Julian Opie introduces an ambitious new series of works across Lisson Gallery’s Bell Street spaces this March. The exhibition begins with the UK premiere of a ground-breaking new virtual reality experience: the first time Lisson Gallery has presented a VR work in its 50+ year history. Using portable headsets, visitors are invited to journey through a new dimension, encompassing multiple realms spanning from intimate interactions to multi-layered experiences. The presentation also includes the reveal of a new fast-paced dance sequence, life-size and large-scale portraits, as well as landscapes and architectural works, both indoors and out.Read more
Opie is known for his distinctive distilling of imagery from everyday life into pared-back symbols, be it of people, animals or buildings, focusing on depicting our experiences, observations and sensations, remembered and then recreated. While there are familiar motifs and materials, in this exhibition we see a recent expansion of Opie’s practice, with the artist delving into a different way in which images are received in the world – via social media platforms. Since Opie began introducing movement into art in the 1980s, new innovations and technology have revolutionised the possibilities of doing so, developing from early computer monitors to wall-based flat screens, and onto LED public signage. Recently, Opie has expanded into capturing movement in a faster, shorter-form tempo, discovering a high-energy dance popular on TikTok and YouTube, seen as both a mark of celebration as well as an antidote to the quiet periods of lockdown. Collaborating with his daughter, a professional dancer, Opie gathered a group of performers to replicate the sequence, and commissioned a series of dance tracks to accompany it. This series can be seen as both two-dimensional vinyls and LEDs, with imprints of larger-than-life figures frozen in time on the gallery walls, as well as through four-sided computer animations.

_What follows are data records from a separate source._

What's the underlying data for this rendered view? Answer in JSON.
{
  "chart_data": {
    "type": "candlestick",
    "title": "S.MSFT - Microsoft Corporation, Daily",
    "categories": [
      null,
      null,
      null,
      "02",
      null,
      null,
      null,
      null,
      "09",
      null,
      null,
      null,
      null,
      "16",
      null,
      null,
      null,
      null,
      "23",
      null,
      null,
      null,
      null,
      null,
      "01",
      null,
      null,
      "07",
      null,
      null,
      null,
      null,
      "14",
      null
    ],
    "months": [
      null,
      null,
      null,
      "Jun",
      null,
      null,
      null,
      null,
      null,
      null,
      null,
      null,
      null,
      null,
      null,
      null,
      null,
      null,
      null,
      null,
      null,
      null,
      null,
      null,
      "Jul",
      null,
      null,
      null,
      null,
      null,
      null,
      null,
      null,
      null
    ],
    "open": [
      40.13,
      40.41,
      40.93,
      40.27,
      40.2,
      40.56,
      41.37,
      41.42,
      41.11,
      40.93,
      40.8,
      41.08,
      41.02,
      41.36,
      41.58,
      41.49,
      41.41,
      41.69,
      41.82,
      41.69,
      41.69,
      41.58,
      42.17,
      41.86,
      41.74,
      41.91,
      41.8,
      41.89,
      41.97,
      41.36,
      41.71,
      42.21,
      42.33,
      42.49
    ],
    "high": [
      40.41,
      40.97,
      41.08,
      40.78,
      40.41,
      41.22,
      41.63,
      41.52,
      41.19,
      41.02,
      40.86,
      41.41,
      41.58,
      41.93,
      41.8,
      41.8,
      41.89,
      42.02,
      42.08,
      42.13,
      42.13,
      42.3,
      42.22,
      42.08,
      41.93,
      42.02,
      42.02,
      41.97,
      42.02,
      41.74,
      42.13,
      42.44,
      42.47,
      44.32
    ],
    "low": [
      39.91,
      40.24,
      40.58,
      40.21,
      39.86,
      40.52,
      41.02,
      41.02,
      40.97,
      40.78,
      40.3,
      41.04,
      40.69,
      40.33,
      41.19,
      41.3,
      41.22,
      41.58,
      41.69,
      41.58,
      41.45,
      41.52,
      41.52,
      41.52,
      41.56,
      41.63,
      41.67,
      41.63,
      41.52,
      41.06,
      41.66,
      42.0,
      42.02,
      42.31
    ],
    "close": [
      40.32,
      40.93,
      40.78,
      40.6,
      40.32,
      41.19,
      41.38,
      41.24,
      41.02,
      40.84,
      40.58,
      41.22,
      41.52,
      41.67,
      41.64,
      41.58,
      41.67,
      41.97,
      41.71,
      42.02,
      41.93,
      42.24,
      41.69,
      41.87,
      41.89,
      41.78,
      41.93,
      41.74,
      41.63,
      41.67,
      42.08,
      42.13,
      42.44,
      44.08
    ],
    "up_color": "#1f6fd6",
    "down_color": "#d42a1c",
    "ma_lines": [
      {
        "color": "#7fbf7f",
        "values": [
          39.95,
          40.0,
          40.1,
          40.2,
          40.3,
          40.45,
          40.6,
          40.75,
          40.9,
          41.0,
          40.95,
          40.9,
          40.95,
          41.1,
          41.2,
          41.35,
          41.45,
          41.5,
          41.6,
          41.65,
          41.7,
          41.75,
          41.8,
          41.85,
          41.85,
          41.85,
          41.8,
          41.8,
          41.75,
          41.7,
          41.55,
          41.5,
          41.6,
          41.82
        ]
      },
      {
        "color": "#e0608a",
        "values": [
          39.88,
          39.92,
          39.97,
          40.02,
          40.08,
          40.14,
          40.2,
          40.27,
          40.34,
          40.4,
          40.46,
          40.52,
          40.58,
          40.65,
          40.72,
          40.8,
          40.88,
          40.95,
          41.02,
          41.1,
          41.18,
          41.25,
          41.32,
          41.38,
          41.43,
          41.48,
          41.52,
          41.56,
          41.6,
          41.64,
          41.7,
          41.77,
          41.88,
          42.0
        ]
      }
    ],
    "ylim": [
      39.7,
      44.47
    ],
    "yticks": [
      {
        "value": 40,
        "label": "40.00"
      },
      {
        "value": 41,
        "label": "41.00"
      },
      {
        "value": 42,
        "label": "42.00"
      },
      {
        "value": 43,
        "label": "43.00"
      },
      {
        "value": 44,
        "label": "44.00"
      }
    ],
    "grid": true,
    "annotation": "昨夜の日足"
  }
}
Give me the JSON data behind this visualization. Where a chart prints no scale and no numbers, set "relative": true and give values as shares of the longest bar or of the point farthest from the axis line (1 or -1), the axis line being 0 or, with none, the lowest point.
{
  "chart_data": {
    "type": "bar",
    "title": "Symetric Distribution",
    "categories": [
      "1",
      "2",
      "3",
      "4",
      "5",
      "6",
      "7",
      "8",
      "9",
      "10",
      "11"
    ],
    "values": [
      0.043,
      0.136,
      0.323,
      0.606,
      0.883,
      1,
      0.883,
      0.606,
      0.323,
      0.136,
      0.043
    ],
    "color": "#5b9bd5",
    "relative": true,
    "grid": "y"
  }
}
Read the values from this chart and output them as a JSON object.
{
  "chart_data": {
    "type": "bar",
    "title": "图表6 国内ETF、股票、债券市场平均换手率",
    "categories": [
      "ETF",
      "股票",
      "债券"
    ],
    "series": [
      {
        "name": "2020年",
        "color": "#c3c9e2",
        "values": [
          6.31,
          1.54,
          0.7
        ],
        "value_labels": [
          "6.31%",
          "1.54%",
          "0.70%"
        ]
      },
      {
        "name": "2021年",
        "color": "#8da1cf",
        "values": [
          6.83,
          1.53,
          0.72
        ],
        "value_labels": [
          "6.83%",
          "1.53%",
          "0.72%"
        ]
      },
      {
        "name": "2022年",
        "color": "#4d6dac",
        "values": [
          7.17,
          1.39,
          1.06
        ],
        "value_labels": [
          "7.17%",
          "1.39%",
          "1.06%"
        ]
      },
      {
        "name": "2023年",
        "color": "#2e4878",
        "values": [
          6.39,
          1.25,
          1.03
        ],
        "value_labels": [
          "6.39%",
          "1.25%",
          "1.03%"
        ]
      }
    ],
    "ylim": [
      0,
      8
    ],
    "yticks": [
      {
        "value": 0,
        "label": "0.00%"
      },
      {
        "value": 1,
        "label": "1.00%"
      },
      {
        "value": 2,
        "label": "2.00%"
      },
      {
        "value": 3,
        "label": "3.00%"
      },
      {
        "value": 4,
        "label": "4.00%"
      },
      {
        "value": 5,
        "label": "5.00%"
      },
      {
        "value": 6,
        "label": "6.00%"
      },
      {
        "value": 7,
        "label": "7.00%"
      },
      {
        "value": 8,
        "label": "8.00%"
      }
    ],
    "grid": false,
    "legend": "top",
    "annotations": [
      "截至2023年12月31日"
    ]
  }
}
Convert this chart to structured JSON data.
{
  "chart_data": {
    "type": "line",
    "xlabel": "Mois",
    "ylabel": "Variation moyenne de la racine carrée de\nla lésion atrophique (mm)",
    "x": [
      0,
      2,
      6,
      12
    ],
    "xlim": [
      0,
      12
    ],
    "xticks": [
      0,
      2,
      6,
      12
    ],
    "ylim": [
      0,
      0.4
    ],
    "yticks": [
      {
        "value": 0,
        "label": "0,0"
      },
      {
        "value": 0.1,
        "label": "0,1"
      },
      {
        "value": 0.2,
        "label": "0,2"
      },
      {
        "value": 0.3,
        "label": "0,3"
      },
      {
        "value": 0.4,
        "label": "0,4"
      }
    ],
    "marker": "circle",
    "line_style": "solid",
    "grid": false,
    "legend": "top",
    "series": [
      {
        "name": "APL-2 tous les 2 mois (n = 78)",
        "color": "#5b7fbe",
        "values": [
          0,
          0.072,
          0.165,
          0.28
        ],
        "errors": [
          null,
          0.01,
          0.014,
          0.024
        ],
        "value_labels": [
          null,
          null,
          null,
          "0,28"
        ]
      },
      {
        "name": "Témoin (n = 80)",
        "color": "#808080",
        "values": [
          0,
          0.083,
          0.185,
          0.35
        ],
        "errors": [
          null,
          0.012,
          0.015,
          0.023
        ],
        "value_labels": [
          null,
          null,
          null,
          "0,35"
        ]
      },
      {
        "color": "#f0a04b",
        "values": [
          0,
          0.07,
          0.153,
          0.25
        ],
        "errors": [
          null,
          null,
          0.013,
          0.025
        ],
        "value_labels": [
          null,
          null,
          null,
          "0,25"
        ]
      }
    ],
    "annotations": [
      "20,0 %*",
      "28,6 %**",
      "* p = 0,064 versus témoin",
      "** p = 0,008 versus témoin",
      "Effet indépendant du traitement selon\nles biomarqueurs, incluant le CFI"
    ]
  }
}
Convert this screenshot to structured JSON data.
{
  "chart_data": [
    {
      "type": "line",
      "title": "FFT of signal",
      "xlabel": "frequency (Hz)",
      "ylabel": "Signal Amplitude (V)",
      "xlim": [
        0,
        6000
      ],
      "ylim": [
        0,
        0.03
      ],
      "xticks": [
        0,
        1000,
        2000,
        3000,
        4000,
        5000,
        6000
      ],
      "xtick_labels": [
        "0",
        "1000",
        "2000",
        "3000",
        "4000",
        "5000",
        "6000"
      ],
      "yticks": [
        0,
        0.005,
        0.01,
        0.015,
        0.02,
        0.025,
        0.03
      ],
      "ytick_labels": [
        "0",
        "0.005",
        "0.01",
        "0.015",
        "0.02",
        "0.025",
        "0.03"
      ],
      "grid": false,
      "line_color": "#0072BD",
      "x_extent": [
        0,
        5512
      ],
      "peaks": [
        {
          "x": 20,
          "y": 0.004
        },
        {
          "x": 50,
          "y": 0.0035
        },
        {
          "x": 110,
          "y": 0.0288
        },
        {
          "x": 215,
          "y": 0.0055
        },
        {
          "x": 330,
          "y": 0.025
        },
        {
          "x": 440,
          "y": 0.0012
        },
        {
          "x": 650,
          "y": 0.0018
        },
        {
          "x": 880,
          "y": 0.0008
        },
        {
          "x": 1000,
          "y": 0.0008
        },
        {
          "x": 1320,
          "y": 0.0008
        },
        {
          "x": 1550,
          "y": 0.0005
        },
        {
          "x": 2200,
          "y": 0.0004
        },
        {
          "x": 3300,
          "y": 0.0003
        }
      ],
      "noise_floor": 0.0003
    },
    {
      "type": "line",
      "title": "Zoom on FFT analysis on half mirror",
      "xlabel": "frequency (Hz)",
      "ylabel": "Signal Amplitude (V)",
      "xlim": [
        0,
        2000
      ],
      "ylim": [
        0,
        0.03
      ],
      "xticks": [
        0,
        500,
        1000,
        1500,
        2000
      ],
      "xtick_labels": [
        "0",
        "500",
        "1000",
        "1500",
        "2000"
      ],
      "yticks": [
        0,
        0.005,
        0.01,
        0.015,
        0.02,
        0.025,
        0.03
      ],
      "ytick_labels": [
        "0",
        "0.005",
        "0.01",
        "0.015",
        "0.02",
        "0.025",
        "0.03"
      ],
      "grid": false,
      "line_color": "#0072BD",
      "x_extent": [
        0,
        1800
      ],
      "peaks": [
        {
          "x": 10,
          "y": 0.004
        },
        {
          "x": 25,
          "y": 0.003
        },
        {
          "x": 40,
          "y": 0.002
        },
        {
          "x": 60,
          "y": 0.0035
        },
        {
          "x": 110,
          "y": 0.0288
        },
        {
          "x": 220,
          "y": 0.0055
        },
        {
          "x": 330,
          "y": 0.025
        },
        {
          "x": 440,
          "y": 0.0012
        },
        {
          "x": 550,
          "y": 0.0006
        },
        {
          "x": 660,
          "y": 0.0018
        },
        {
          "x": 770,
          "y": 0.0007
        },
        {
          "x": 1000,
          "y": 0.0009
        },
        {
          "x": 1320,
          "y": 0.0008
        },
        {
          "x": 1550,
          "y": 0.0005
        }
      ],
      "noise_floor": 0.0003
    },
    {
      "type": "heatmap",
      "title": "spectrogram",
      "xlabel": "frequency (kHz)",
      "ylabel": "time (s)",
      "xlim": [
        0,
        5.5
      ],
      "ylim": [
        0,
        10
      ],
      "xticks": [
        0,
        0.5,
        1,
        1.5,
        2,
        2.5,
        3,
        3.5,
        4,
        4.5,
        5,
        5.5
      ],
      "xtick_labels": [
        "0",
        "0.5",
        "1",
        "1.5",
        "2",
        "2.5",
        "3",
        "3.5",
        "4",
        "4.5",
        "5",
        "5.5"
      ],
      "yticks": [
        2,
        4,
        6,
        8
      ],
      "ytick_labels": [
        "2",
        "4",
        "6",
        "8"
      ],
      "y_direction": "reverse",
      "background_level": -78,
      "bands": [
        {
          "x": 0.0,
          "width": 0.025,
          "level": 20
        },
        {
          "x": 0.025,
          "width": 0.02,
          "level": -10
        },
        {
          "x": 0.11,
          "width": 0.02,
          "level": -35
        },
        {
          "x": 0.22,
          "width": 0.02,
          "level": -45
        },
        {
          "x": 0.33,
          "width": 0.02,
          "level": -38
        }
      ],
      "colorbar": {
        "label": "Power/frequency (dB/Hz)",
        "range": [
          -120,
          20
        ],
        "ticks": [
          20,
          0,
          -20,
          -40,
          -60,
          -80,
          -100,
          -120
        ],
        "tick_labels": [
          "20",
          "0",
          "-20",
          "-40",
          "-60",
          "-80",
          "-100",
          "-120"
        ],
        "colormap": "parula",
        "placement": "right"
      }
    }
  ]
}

Alongside this is a series of landscape paintings, captured by the artist initially while driving through rural France. Depicting scenic panoramas with the vibrant colours of a European summer, these images merge the sensation of being both in motion and static, embracing the evolving view of nature from the windscreen of a car, with the processed features of stop junctions, such as highway service stations.
Opie also utilises both of Lisson Gallery’s outdoor courtyards. The centre courtyard houses four stainless steel tubular sculptures, inspired by observations of people in London parks during lockdown. Featuring figures lounging on the grass, reading or looking at their phones, these portraits represent not just the wide variety of ways in which we configure our body naturally, but also how the body can itself interact with space and gravity while populating and energising a landscape. In these works, the precise pose is formed by bending the metal, an idea influenced by the art of the Jorai, Toraja and Dayak (Austronesian) people, who migrated from mainland China through Taiwan and out into the Pacific area c.5,000 years ago, in particular the sculptures found in Sulawesi, Vietnam and Borneo. The carved wooden statues of this period are often portrayed bent or crouched, taking imagery that was largely flat and extending into the three-dimensional. The process, using round tubes such as those used for hand rails and bicycle stands, combines the compositions of the historic Austronesian statues with everyday urban objects.
The further courtyard houses a new architectural installation, inviting visitors to walk through the labyrinth of drawn structures based on French medieval buildings.